While the mere mention of the whole Jacob-Edward-Bella love triangle might test your gag reflex, there is one thing everyone can thank Twilight for: It’s one of the few recent best-selling series to lure the over-16 crowd back into the exhilarating and provocative world of young adult literature.
What makes mature adults duck into the young adult (YA) shelves at the bookstore or click ‘Teens’ on Amazon? Everybody’s got personal reasons, but here’s one that’s pretty universal: Many YA books are excellent. They might be even more satisfying now that you’ve survived those melodramatic years.
“You get to go back to a time of firsts,” says Meghan Miller Brawley, 29, a librarian and YA fan who blogs on Foreveryoungadult.com. “Everything, every day was so important. You get to get caught up in that, but a couple of hours later, you finish the book, you look around, and you’re grown up again.”
Some say modern-day YA books are more violent, more up-front about sexuality, more heart-breakingly realistic, than their predecessors. Others believe the material is just as much of a guilty pleasure as it’s always been.
First kisses! Football practice! Cliques! Prom! Books that depict some of these fraught emotional landscapes are YA staples. In realistic fiction these days, “big issues aren’t treated as big issues, and in that way, they’re able to be addressed,” says Brawley. “Not every book about a gay teen is a book about a Gay Teen, in capital letters.”

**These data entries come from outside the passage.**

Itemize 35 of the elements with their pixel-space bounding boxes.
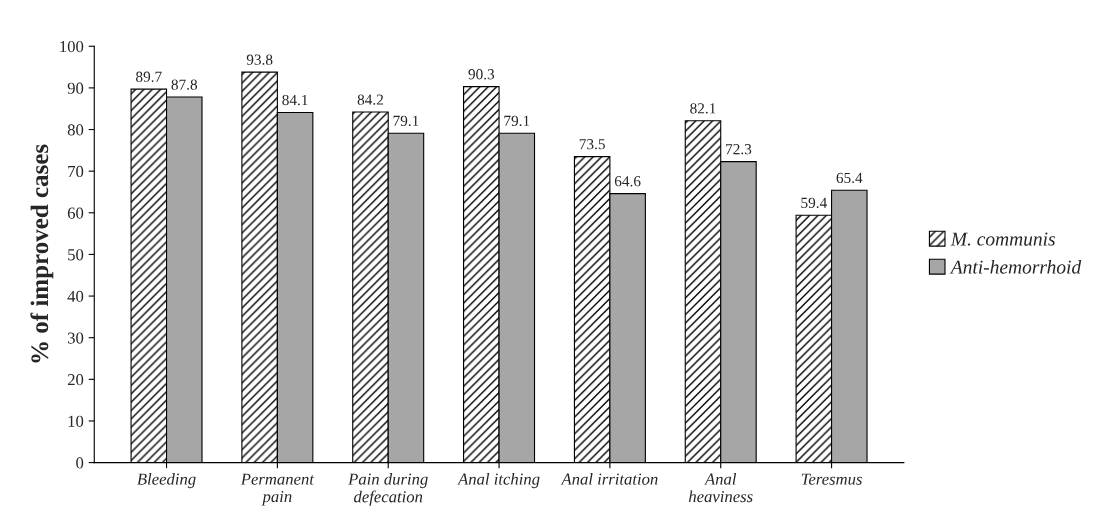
data-label: 82.1 xyxy=(690,103,716,114)
data-label: 64.6 xyxy=(614,176,641,187)
x-tick-label: Bleeding xyxy=(137,473,196,489)
y-tick-label: 90 xyxy=(67,82,84,94)
y-tick-label: 0 xyxy=(76,457,84,469)
y-tick-label: 20 xyxy=(67,374,84,386)
y-axis-title: % of improved cases xyxy=(30,144,54,363)
y-tick-label: 80 xyxy=(67,124,84,136)
y-tick-label: 10 xyxy=(68,415,84,427)
y-tick-label: 60 xyxy=(67,207,84,219)
x-tick-label: Anal heaviness xyxy=(688,473,753,503)
y-tick-label: 70 xyxy=(68,165,84,178)
data-label: 84.1 xyxy=(282,94,308,106)
x-tick-label: Anal itching xyxy=(457,473,540,489)
data-label: 72.3 xyxy=(726,144,752,155)
data-label: 90.3 xyxy=(468,69,495,80)
data-label: 84.2 xyxy=(357,94,383,105)
data-label: 59.4 xyxy=(801,197,827,209)
x-tick-label: Teresmus xyxy=(801,473,862,485)
y-tick-label: 30 xyxy=(67,332,84,344)
data-label: 79.1 xyxy=(393,115,419,127)
x-tick-label: Anal irritation xyxy=(560,473,658,485)
y-tick-label: 100 xyxy=(60,40,84,53)
data-label: 89.7 xyxy=(136,71,162,82)
data-label: 93.8 xyxy=(246,54,273,65)
legend-label: Anti-hemorrhoid xyxy=(949,259,1082,274)
y-tick-label: 40 xyxy=(67,290,84,303)
y-tick-label: 50 xyxy=(68,249,84,261)
legend-label: M. communis xyxy=(950,232,1055,246)
data-label: 87.8 xyxy=(171,79,198,90)
data-label: 79.1 xyxy=(504,115,530,127)
x-tick-label: Pain during defecation xyxy=(348,473,428,506)
x-tick-label: Permanent pain xyxy=(240,473,315,506)
data-label: 65.4 xyxy=(836,172,863,184)
data-label: 73.5 xyxy=(579,139,605,150)
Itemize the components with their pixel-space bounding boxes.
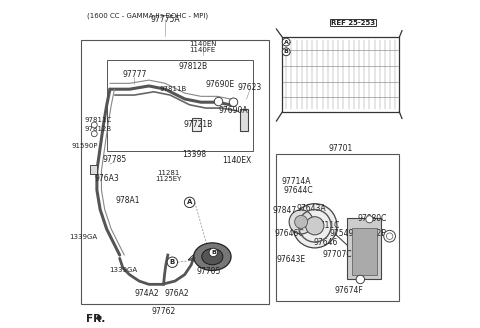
Circle shape: [214, 97, 223, 106]
Text: 97714A: 97714A: [281, 177, 311, 186]
Text: 1339GA: 1339GA: [109, 267, 137, 273]
Polygon shape: [97, 315, 101, 320]
Bar: [282, 37, 399, 112]
Text: 1125EY: 1125EY: [155, 175, 181, 182]
Text: 13398: 13398: [182, 150, 206, 159]
Text: 91590P: 91590P: [72, 143, 98, 149]
Text: 974A2: 974A2: [135, 289, 160, 297]
Text: 97812B: 97812B: [84, 126, 111, 132]
Bar: [240, 109, 249, 132]
Text: 97762: 97762: [152, 306, 176, 316]
Text: 97812B: 97812B: [178, 62, 207, 71]
Circle shape: [167, 257, 178, 267]
Bar: [348, 218, 382, 279]
Text: 97847: 97847: [273, 206, 297, 215]
Circle shape: [386, 233, 393, 239]
Ellipse shape: [202, 249, 223, 265]
Text: 97775A: 97775A: [150, 15, 180, 24]
Text: 97811B: 97811B: [160, 86, 187, 92]
Text: 97705: 97705: [197, 267, 221, 277]
Text: B: B: [211, 250, 216, 255]
Text: A: A: [284, 40, 288, 45]
Text: 97785: 97785: [103, 154, 127, 164]
Circle shape: [306, 217, 324, 235]
Bar: [81, 40, 269, 304]
Text: 97690A: 97690A: [219, 106, 248, 115]
Text: FR.: FR.: [85, 315, 105, 324]
Text: 976A2: 976A2: [164, 289, 189, 297]
Text: 97646C: 97646C: [274, 229, 304, 238]
Text: 97777: 97777: [122, 70, 146, 79]
Text: 976A3: 976A3: [95, 174, 120, 183]
Circle shape: [356, 275, 365, 284]
Text: 97643A: 97643A: [296, 204, 326, 214]
Text: B: B: [170, 259, 175, 265]
Circle shape: [295, 215, 308, 228]
Bar: [90, 165, 97, 174]
Bar: [107, 60, 253, 151]
Text: 97690E: 97690E: [206, 80, 235, 89]
Text: 97711C: 97711C: [311, 221, 340, 230]
Circle shape: [282, 38, 290, 46]
Text: 1140FE: 1140FE: [190, 47, 216, 52]
Text: 97721B: 97721B: [183, 120, 212, 130]
Text: 978A1: 978A1: [116, 196, 140, 205]
Circle shape: [91, 131, 97, 137]
Circle shape: [289, 210, 313, 234]
Text: 97701: 97701: [329, 144, 353, 153]
Text: 97652B: 97652B: [357, 229, 386, 238]
Text: 97646: 97646: [313, 238, 337, 247]
Text: B: B: [284, 49, 288, 54]
Text: 97623: 97623: [238, 83, 262, 92]
Text: 1140EN: 1140EN: [189, 41, 216, 47]
Text: 97674F: 97674F: [335, 286, 363, 295]
Circle shape: [366, 216, 373, 223]
Circle shape: [184, 197, 195, 208]
Text: (1600 CC - GAMMA-II>DOHC - MPI): (1600 CC - GAMMA-II>DOHC - MPI): [87, 12, 208, 19]
Ellipse shape: [193, 243, 231, 271]
Circle shape: [91, 122, 97, 128]
Bar: [352, 228, 377, 275]
Text: 97707C: 97707C: [323, 250, 352, 259]
Circle shape: [384, 230, 396, 242]
Text: 97644C: 97644C: [283, 186, 312, 195]
Circle shape: [229, 98, 238, 106]
Text: 97880C: 97880C: [357, 214, 386, 223]
Text: 97643E: 97643E: [277, 256, 306, 264]
Text: 11281: 11281: [157, 170, 180, 176]
Text: A: A: [187, 199, 192, 205]
Text: 1140EX: 1140EX: [222, 156, 252, 165]
Bar: [276, 154, 399, 300]
Text: 97549: 97549: [330, 229, 354, 238]
Circle shape: [293, 204, 337, 248]
Circle shape: [209, 248, 217, 257]
Circle shape: [282, 48, 290, 56]
Text: REF 25-253: REF 25-253: [331, 20, 375, 26]
Text: 1339GA: 1339GA: [69, 234, 97, 240]
Bar: [192, 118, 201, 131]
Text: 97811C: 97811C: [84, 117, 111, 123]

If you liked Cynthia Voigt’s Homecoming and Judy Blume’s Are You There God? It’s Me, Margaret, check out What Can’t Wait by Ashley Hope (a Mexican-American teen’s parents pressure her to marry after high school), What Happened to Goodbye by Sarah Dessen (a teen embarks on self-discovery after she moves to a new town with her dad) and Hidden by Tomas Mournian (a gay teen shunned by his family struggles for safety and acceptance).

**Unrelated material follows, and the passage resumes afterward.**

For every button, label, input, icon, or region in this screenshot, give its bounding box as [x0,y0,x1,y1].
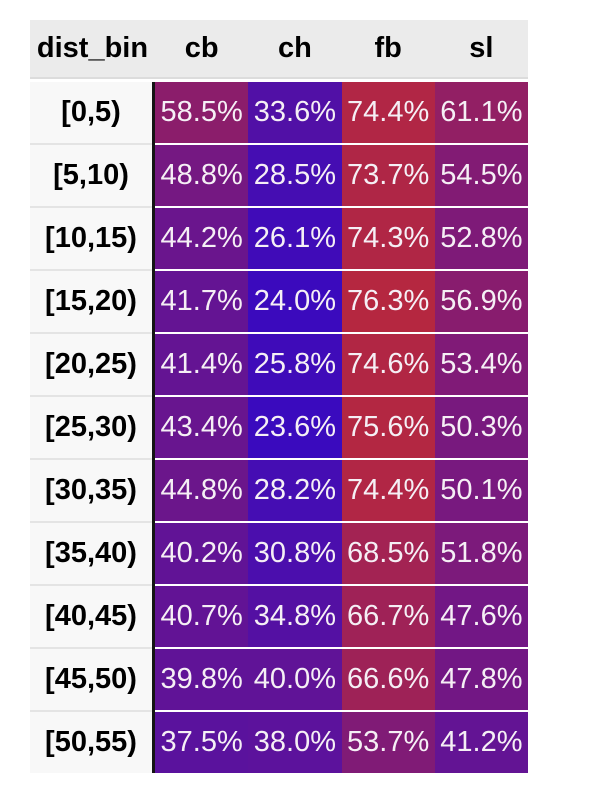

Lots of historical adolescent fiction could fall under the romance umbrella. An equally large chunk of beloved period fiction was about not-so-lovely times, such as the Civil War and the Holocaust. Why? “I think kids like to read about kids who are going through something that’s harder than what they’re going through,” says Brawley.

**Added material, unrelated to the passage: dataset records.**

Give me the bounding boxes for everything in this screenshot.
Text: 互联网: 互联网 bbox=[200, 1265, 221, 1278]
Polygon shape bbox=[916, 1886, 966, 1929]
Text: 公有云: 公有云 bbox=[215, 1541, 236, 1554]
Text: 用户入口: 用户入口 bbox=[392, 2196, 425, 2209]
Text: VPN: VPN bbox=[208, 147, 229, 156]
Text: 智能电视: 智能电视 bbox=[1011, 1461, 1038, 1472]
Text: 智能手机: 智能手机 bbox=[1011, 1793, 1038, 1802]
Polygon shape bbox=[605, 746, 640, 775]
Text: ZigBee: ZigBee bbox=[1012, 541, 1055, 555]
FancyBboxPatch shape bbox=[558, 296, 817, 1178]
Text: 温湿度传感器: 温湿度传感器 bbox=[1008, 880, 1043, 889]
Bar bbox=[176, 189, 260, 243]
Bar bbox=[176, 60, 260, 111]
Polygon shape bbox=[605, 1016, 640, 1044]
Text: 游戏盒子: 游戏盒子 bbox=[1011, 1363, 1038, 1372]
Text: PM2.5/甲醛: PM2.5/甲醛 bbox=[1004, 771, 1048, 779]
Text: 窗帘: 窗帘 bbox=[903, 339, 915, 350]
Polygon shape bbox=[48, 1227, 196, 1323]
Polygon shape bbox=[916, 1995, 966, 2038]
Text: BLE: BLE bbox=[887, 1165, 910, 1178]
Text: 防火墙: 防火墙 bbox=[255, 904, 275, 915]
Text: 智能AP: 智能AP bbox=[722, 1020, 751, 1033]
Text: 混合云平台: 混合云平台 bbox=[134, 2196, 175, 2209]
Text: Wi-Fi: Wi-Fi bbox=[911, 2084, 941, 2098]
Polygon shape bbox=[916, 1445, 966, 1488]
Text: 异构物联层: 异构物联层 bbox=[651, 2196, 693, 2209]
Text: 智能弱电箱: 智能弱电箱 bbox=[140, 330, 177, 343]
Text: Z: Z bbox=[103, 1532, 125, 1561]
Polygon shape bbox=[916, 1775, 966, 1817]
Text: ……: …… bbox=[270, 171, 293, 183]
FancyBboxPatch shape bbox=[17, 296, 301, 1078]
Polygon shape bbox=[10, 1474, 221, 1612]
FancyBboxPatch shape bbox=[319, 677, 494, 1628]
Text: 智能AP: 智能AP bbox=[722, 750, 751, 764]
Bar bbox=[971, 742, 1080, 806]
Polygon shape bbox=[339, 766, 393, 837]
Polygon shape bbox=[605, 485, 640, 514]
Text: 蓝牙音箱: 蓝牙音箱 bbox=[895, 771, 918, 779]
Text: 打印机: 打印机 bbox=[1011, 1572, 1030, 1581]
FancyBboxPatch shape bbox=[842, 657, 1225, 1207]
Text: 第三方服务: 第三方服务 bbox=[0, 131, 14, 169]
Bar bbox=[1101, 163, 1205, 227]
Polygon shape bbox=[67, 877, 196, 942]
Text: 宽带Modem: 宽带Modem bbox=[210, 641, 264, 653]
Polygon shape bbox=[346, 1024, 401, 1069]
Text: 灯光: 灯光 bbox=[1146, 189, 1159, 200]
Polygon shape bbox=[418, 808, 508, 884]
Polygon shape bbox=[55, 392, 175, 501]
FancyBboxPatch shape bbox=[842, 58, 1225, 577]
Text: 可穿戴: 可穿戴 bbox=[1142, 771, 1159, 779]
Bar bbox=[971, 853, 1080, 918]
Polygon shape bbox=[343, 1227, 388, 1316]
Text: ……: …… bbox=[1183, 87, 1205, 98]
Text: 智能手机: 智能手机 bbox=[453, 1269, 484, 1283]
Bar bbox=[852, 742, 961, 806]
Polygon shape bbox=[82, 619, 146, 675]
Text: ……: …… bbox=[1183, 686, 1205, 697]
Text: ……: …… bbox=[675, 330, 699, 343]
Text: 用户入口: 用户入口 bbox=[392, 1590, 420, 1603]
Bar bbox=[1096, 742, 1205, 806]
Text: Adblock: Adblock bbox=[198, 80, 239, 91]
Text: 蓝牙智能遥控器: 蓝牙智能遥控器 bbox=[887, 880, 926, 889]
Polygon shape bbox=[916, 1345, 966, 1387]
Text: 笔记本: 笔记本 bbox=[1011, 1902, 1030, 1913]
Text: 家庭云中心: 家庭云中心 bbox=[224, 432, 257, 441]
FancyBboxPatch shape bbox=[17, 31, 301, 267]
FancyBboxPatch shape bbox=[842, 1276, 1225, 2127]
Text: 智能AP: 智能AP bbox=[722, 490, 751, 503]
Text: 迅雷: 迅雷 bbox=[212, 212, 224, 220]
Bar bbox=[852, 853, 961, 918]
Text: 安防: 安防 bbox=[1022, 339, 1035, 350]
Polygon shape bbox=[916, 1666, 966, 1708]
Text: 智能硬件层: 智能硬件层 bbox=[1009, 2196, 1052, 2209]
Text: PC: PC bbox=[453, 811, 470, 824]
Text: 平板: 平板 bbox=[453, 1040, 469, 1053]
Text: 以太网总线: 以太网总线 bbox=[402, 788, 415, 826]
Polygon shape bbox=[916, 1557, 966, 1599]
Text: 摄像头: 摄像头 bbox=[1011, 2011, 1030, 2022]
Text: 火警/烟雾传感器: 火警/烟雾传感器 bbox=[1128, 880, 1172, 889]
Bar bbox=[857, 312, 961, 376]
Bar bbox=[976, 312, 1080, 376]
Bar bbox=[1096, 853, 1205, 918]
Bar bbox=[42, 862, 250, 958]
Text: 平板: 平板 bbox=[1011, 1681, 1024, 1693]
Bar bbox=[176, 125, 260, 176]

Some teens read classics willingly, and not just for English class. If you like fairy tales, mythology and classics, check out Jane by April Lindner, a contemporary take on Jane Eyre that recasts the heroine as a nanny who falls for her employer, a bad-boy rock star. Fantasies are often written as series, which is apt; readers can grow up with their fictional counterparts.